Ned Letcher
Ned is a lead data science engineer at Thoughtworks Australia. He’s worked across a range of sectors and domains, applying machine learning, natural language processing, and data analysis & visualisation to business challenges and opportunities. Ned has used these experiences to develop strategies for making effective use of data & AI for identifying and framing the business value of data science and analytics initiatives. Ned is also a co-author of Getting Started with DuckDB, recently published by Packt.
Session
Got a billion rows of data in a weird file format? Wishing you could wrangle a dataframe from a geospatial dataset? A bit lost interacting with a remote API? Let’s wrangle some data with Python and DuckDB.

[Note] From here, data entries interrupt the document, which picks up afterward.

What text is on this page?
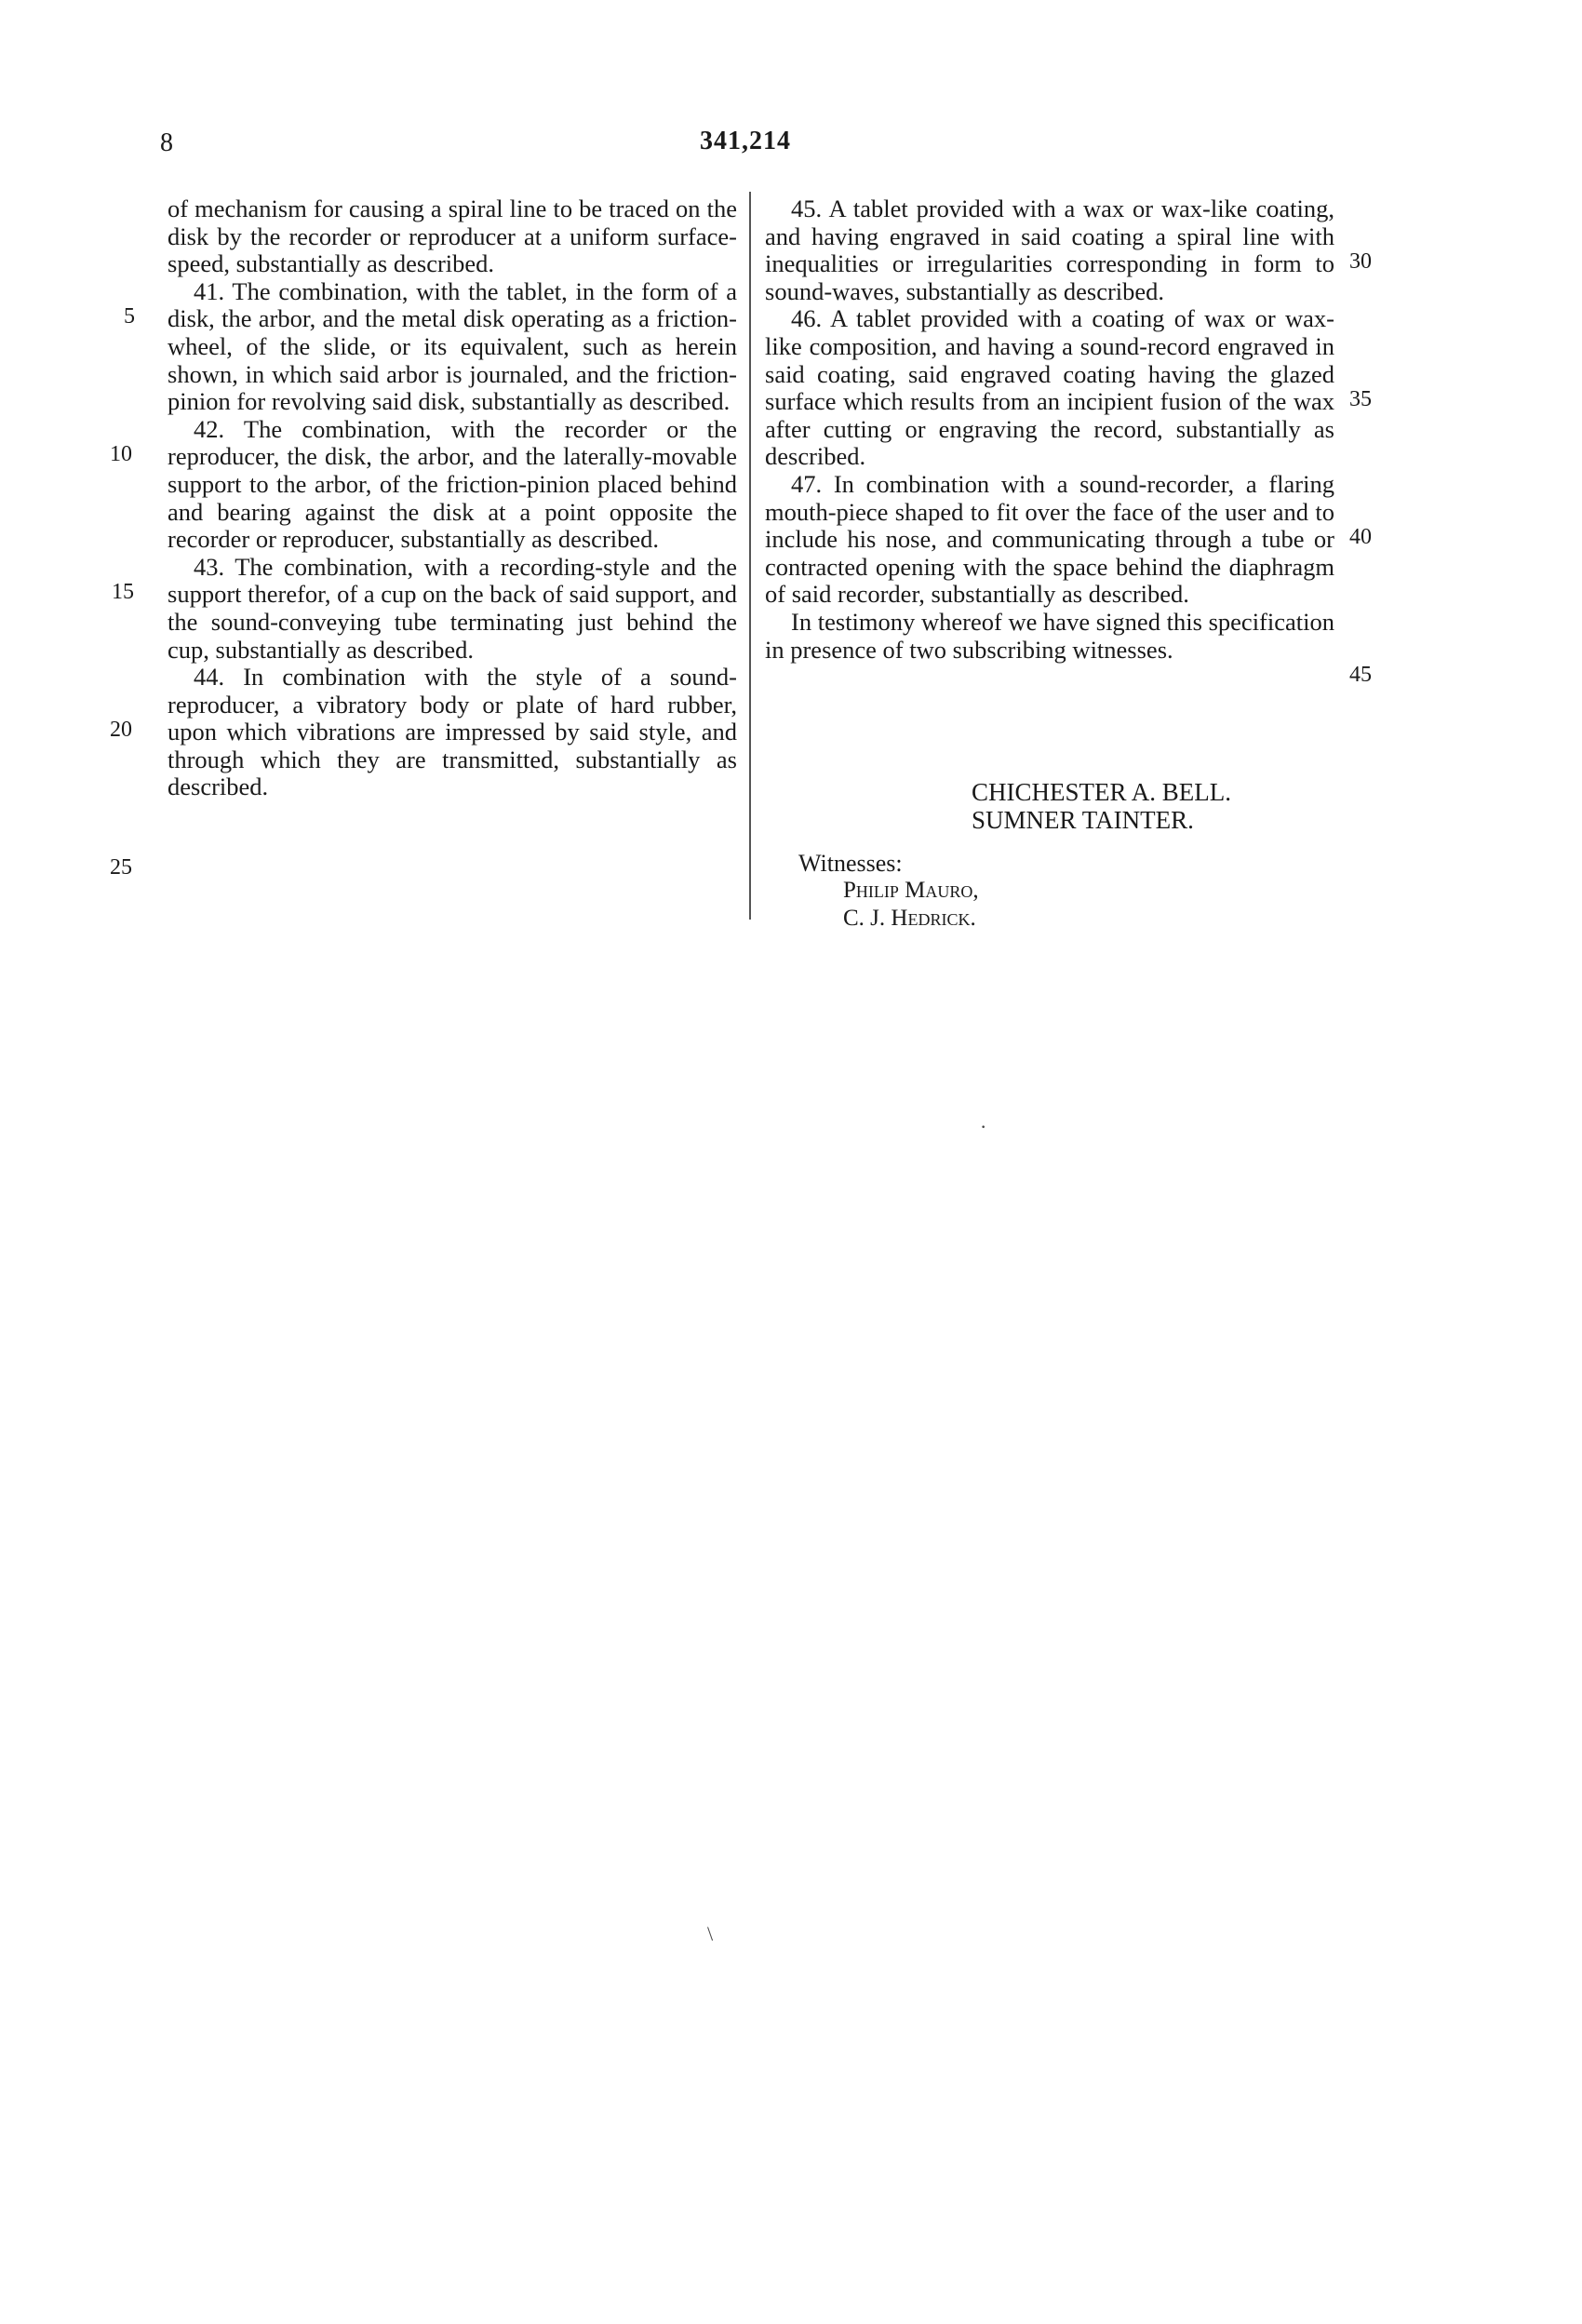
8	341,214

of mechanism for causing a spiral line to be traced on the disk by the recorder or reproducer at a uniform surface-speed, substantially as described.

41. The combination, with the tablet, in the form of a disk, the arbor, and the metal disk operating as a friction-wheel, of the slide, or its equivalent, such as herein shown, in which said arbor is journaled, and the friction-pinion for revolving said disk, substantially as described.

42. The combination, with the recorder or the reproducer, the disk, the arbor, and the laterally-movable support to the arbor, of the friction-pinion placed behind and bearing against the disk at a point opposite the recorder or reproducer, substantially as described.

43. The combination, with a recording-style and the support therefor, of a cup on the back of said support, and the sound-conveying tube terminating just behind the cup, substantially as described.

44. In combination with the style of a sound-reproducer, a vibratory body or plate of hard rubber, upon which vibrations are impressed by said style, and through which they are transmitted, substantially as described.

45. A tablet provided with a wax or wax-like coating, and having engraved in said coating a spiral line with inequalities or irregularities corresponding in form to sound-waves, substantially as described.

46. A tablet provided with a coating of wax or wax-like composition, and having a sound-record engraved in said coating, said engraved coating having the glazed surface which results from an incipient fusion of the wax after cutting or engraving the record, substantially as described.

47. In combination with a sound-recorder, a flaring mouth-piece shaped to fit over the face of the user and to include his nose, and communicating through a tube or contracted opening with the space behind the diaphragm of said recorder, substantially as described.

In testimony whereof we have signed this specification in presence of two subscribing witnesses.

5
10
15
20
25
30
35
40
45
CHICHESTER A. BELL.
SUMNER TAINTER.
Witnesses:
Philip Mauro,
C. J. Hedrick.
·
\
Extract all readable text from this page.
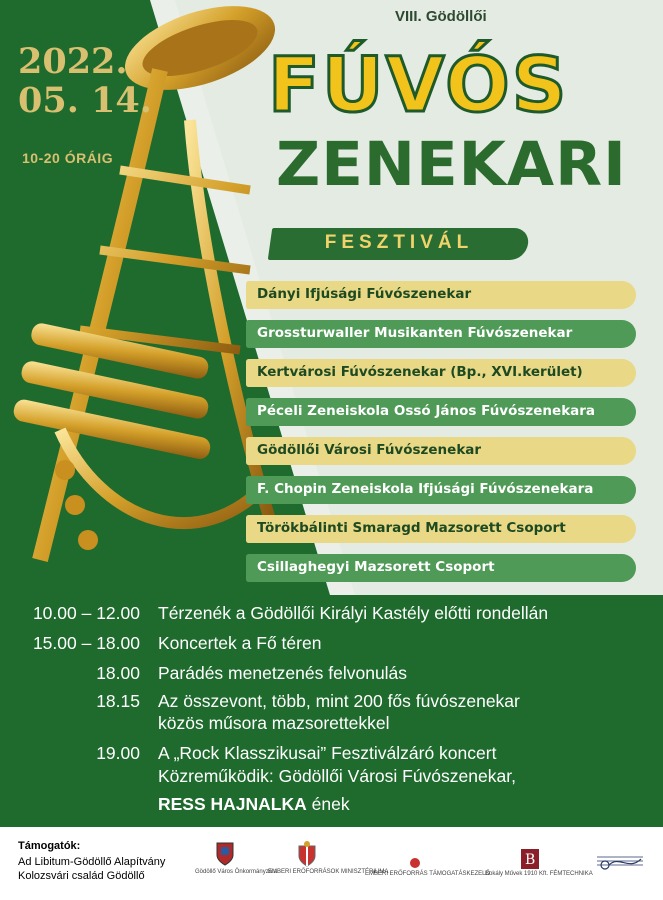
2022.
05. 14.
10-20 ÓRÁIG
VIII. Gödöllői
FÚVÓS
ZENEKARI
FESZTIVÁL
Dányi Ifjúsági Fúvószenekar
Grossturwaller Musikanten Fúvószenekar
Kertvárosi Fúvószenekar (Bp., XVI.kerület)
Péceli Zeneiskola Ossó János Fúvószenekara
Gödöllői Városi Fúvószenekar
F. Chopin Zeneiskola Ifjúsági Fúvószenekara
Törökbálinti Smaragd Mazsorett Csoport
Csillaghegyi Mazsorett Csoport
10.00 – 12.00 Térzenék a Gödöllői Királyi Kastély előtti rondellán
15.00 – 18.00 Koncertek a Fő téren
18.00 Parádés menetzenés felvonulás
18.15 Az összevont, több, mint 200 fős fúvószenekar
közös műsora mazsorettekkel
19.00 A „Rock Klasszikusai” Fesztiválzáró koncert
Közreműködik: Gödöllői Városi Fúvószenekar,
RESS HAJNALKA ének
Támogatók:
Ad Libitum-Gödöllő Alapítvány
Kolozsvári család Gödöllő	Gödöllő Város Önkormányzata
EMBERI ERŐFORRÁSOK MINISZTÉRIUMA
EMBERI ERŐFORRÁS TÁMOGATÁSKEZELŐ
B
Bokály Művek 1910 Kft. FÉMTECHNIKA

DuckDB executes analytical SQL queries without the need for a server. DuckDB features a deep and deceptively simple integration with the Python ecosystem, allowing us to query, wrangle, and output data, alongside all your favourite Python tools.. Its powerful analytical features and rich integrations position DuckDB as an invaluable tool for anyone working with analytical data in Python, helping you solve complex problems with ease and elegance.
In this practical talk, we’ll introduce DuckDB, a fast and versatile analytical database to keep in your data toolkit. We’ll go through how to use the DuckDB Python client effectively, taking advantage of DuckDB’s efficient data processing features, as well as its integrations with libraries like Pandas and Ibis.